A) Secondary structure schematic diagram emphasizing the shared functional core between the known ancestral (A-type) and bacillus (B-type) P RNA structures of RNase P [11,32]. The dashed box encompasses elements involved in core formation, whereas grey denotes regions that are variable between the structures. Regions that form junctions and that contain universal (cyan) or bacterially (purple) conserved nucleotides are also shown. All conserved nucleotides are labeled. Crystal structures of the T. maritima and Bacillus stearothermophilus P RNAs are shown for comparison [11,32] (PDB 3OK7 and 2A64). B) Schematic diagram of the shared functional core amongst three group I intron structures from different organisms. Colors and labels are as defined in A) with the green, blue, and purple labels in the variable grey helical region corresponding to the different intron structures from Tetrahymena thermophila, Azoarcus sp. BH72, and phage Twort, respectively [12,49,50] (PDB 1X8W, 1U6B, 1Y0Q) [12,49,50]. Despite the presence of different peripheral domains, all three group I structures exhibit the same core domain architecture. Grey dashed regions represent engineered RNA motifs added to promote crystal formation. The diagram in B) was adapted from [30].
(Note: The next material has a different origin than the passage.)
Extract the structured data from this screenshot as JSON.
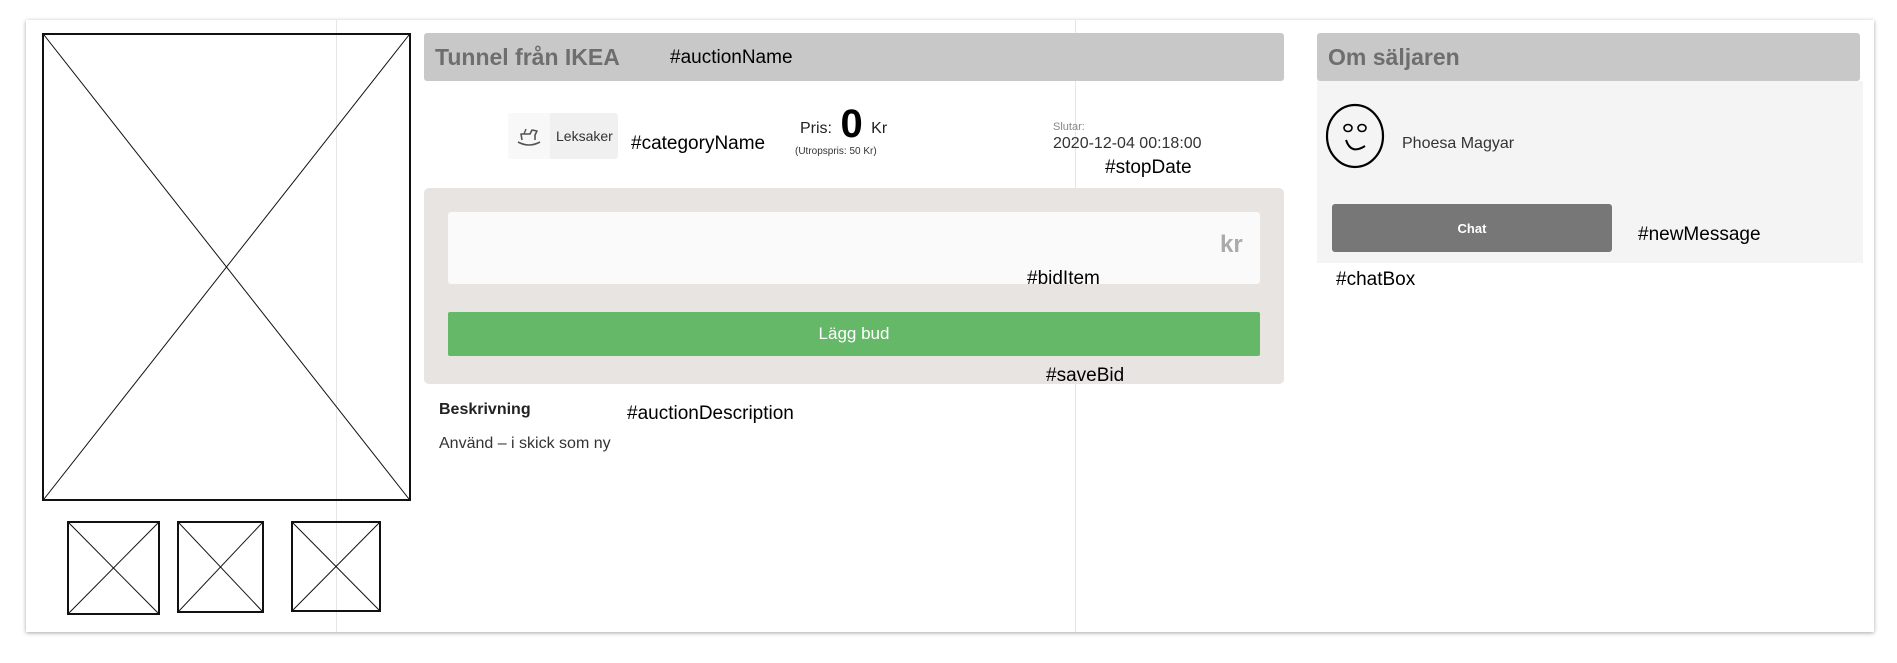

Figure 3. Proposed active sites based on RNase P, group I, and group II intron structures

Whereas these catalytic RNAs require at least two metal ions, putatively magnesium (pink spheres), not all ribozymes contain metal cofactors within their active sites. In these large RNA molecules the overall active site structure does not change upon substrate binding and is largely preassembled, although correct substrate positioning likely enhances the rigidity of the active site and binding of catalytic metal ions. A) Structure of the T. maritima RNase P holoenzyme in complex with tRNA [11] (PDB 3OKB) shows components that comprise the active site scaffold. B) The Azoarcus group I intron (ribo-ΩG) with bound exons [42] (PDB 1ZZN). The group I active site (light blue) contains two A-rich regions and structurally conserved base triples that help to position an external nucleotide (ΩG, orange) and exons (red) during cleavage and ligation. The nucleophile and scissile bond for the ligation step are shown in yellow. C) Structure of the O. iheyensis group II intron shows three metal ions in the region where exon ligation occurs [33,46] (PDB 3EOG). Yellow dashed lines indicate metal-ligand interactions that are ≤ 3.0 Å for the RNase P and group II structures, and within ≤ 2.2 Å for the Azoarcus group I structure.
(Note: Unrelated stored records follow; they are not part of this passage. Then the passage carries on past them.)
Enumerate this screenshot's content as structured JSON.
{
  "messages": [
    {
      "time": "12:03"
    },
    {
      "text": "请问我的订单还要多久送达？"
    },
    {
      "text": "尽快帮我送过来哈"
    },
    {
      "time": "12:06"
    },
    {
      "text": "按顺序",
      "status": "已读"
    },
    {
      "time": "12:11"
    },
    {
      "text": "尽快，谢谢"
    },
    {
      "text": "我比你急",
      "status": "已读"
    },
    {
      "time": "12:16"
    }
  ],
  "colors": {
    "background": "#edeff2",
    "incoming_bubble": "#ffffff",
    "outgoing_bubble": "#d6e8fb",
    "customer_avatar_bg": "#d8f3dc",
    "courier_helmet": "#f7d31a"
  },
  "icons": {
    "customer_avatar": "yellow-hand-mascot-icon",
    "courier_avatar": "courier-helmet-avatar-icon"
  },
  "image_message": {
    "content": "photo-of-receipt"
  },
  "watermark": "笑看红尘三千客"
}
Figure 4. Recognition of molecular targets by large RNA molecules is based on shape complementarity and specific interactions

A) T. tengcongensis glmS ribozyme riboswitch [16] (PDB 2Z75) in complex with its ligand cofactor, glucosamine-6-phosphate (red), reveals the importance of specific stabilizing interactions that orient and position the substrate within the cofactor binding pocket. B) T. maritima RNase P holoenzyme recognition of tRNA^Phe (red) [11] (PDB 3OKB) is primarily achieved by precise positioning of two base-stacks (marked by an *) and an A-minor motif (•) in the specificity domain with the unique, tertiary fold of the tRNA TΨC- and D-loops (pink panel). The complex is further stabilized by base-pairing interactions between the RNase P catalytic domain and the tRNA 3′-CCA sequence (blue panel). C) Azoarcus group I intron [42] (PDB 1ZZN) with both exons (red) positioned by base-pairing and base-stacking interactions in a catalytic state prior to the exon ligation step (pink and blue panels). Three base-stacks (*, green panel) stabilize an important junction (dark purple) in close proximity to the active site. The 3′-terminal guanosine (ΩG,*) nucleophile is both positioned by and embedded within a conserved cluster of stacked base triples (orange panel). In all panels, purple and white spheres represent magnesium atoms and water molecules, respectively.